Ihm zufolge werden die nacheilenden Einheiten wie das Institut für Kohleenergietechnologien in Kiew oder das Institut für Geotechnische Mechanik in Dnepropetrowsk entweder neu gruppiert oder vollständig geschlossen.

Kritiker bemerken, dass fast keine ausländischen Experten an der Überprüfung teilgenommen haben und daher alle Mängel der Akademie - sowie wie weit sie hinter den Anforderungen der modernen Wissenschaft zurückblieb - nicht vollständig aufgedeckt werden konnten.

Alexei Verkhratsky, Neurowissenschaftler an der Universität von Manchester in Großbritannien, bezeichnete die Akademie unverblümt als "veraltet". Seiner Meinung nach wäre es besser, es von Grund auf neu aufzubauen. Gleichzeitig bewegen einige Mitglieder der Akademie die reale Wissenschaft wirklich - zum Beispiel in den Bereichen Astronomie, theoretische Physik und Mathematik, sagt Verhratsky. In den 1990er Jahren leitete er eine Forschungsgruppe am Bogomolets Institute of Physiology. Aber selbst diese wenigen innovativen Abteilungen haben selten das Geld, um ins Ausland zu reisen oder Laborgeräte zu kaufen. Die Wettbewerbslabors der Nationalen Akademie der Wissenschaften der Ukraine müssen mit ukrainischen Universitäten zusammengelegt werden und dabei wissenschaftliche und lehrreiche Aktivitäten kombinieren, sagte Verkhratsky. Die Ukraine wird also neue Forschungsinstitute nach europäischem Standard erhalten.

Zagorodny gibt zu: Viele Institute sind unzureichend ausgestattet und können es sich nicht leisten, veraltete Geräte durch neue zu ersetzen. Er erklärt erneut eine derart bescheidene Beteiligung ausländischer Experten am Geldmangel.

Er stimmt jedoch nicht der Tatsache zu, dass die Akademie liquidiert oder mit den Universitäten zusammengelegt werden sollte. Nach der Umstrukturierung wird der technologischen und sozioökonomischen Forschung in Bereichen wie Kommunikationstechnologie, Energie, Ökologie, Biowissenschaften und Materialwissenschaften Vorrang eingeräumt. "Eine Reihe von Institutionen und Abteilungen müssen wirklich wieder aufgebaut werden, und Änderungen sind bereits im Gange", stellt er fest. Darüber hinaus habe die Akademie im vergangenen Jahr ein Programm für junge Forscher in Höhe von 1 Million Griwna ins Leben gerufen, um junge Talente zu Hause zu halten und ihnen die Möglichkeit zu geben, Naturwissenschaften zu studieren.

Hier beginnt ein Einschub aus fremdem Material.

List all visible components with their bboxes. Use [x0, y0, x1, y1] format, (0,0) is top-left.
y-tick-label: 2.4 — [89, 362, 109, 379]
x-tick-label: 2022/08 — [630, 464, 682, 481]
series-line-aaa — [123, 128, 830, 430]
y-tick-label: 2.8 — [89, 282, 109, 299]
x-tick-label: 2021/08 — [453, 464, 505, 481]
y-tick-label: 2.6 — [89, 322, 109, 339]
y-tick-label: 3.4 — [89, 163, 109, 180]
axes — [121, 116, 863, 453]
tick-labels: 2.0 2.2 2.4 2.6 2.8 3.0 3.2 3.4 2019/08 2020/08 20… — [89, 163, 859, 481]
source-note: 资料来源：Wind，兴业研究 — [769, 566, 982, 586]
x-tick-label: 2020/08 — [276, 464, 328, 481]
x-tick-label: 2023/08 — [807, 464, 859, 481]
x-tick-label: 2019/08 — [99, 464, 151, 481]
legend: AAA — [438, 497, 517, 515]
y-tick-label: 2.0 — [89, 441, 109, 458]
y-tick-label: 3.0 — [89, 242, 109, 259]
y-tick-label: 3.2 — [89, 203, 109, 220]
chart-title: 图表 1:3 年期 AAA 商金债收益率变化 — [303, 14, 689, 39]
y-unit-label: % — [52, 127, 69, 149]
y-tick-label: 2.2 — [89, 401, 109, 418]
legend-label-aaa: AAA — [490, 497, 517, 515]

Enttäuschung in der Europäischen Union

Die Turbulenzen in der Ukraine schränken auch die Teilnahme des Landes an EU-finanzierten Forschungsprogrammen ein. Bis Januar erhielten ukrainische Wissenschaftler nur bescheidene 19 Millionen Euro (24 Millionen US-Dollar) von der riesigen Wissenschaftsstiftung Horizont 2020 der Europäischen Union im Wert von 80 Milliarden US-Dollar, obwohl sie mit Kollegen aus der EU und anderen assoziierten Mitgliedsländern gleichberechtigt konkurrieren. Zum Vergleich: Polen und Rumänien erhielten 340 Millionen bzw. 131 Millionen Euro, obwohl beide kleiner als die Ukraine sind.

Bisher hat die Ukraine keinen einzigen Zuschuss vom Europäischen Forschungsrat erhalten, dem Flaggschiff der EU zur Finanzierung der Grundlagenforschung.

Die ukrainische Regierung hat die Europäische Kommission gebeten, die den Ländern bei der Teilnahme an EU-Forschungsprogrammen helfen soll, eine Liste von Forschungszentren zu erstellen und spezifische Empfehlungen für deren Modernisierung abzugeben.

Auf dem Ministertreffen im Januar in Kiew forderten Forschungsexperten die Führung des Landes auf, das Reformtempo zu beschleunigen, um die Wettbewerbsfähigkeit der ukrainischen Wissenschaft zu verbessern.

"Die ukrainische Regierung hat ehrgeizige Reformpläne skizziert", sagt Luca Polizzi, wissenschaftspolitischer Beauftragter der Brüsseler Forschungs- und Innovationskommission. "Jetzt müssen sie sich nur noch bemühen, sie zum Leben zu erwecken."

Viele bezweifeln jedoch, dass solch dringende Veränderungen von oben kommen werden. "Ja, wir können das System ändern", sagt Bezvershenko. "Und wenn sich alles ändern soll, muss auch im Alltag eine Revolution der Würde stattfinden."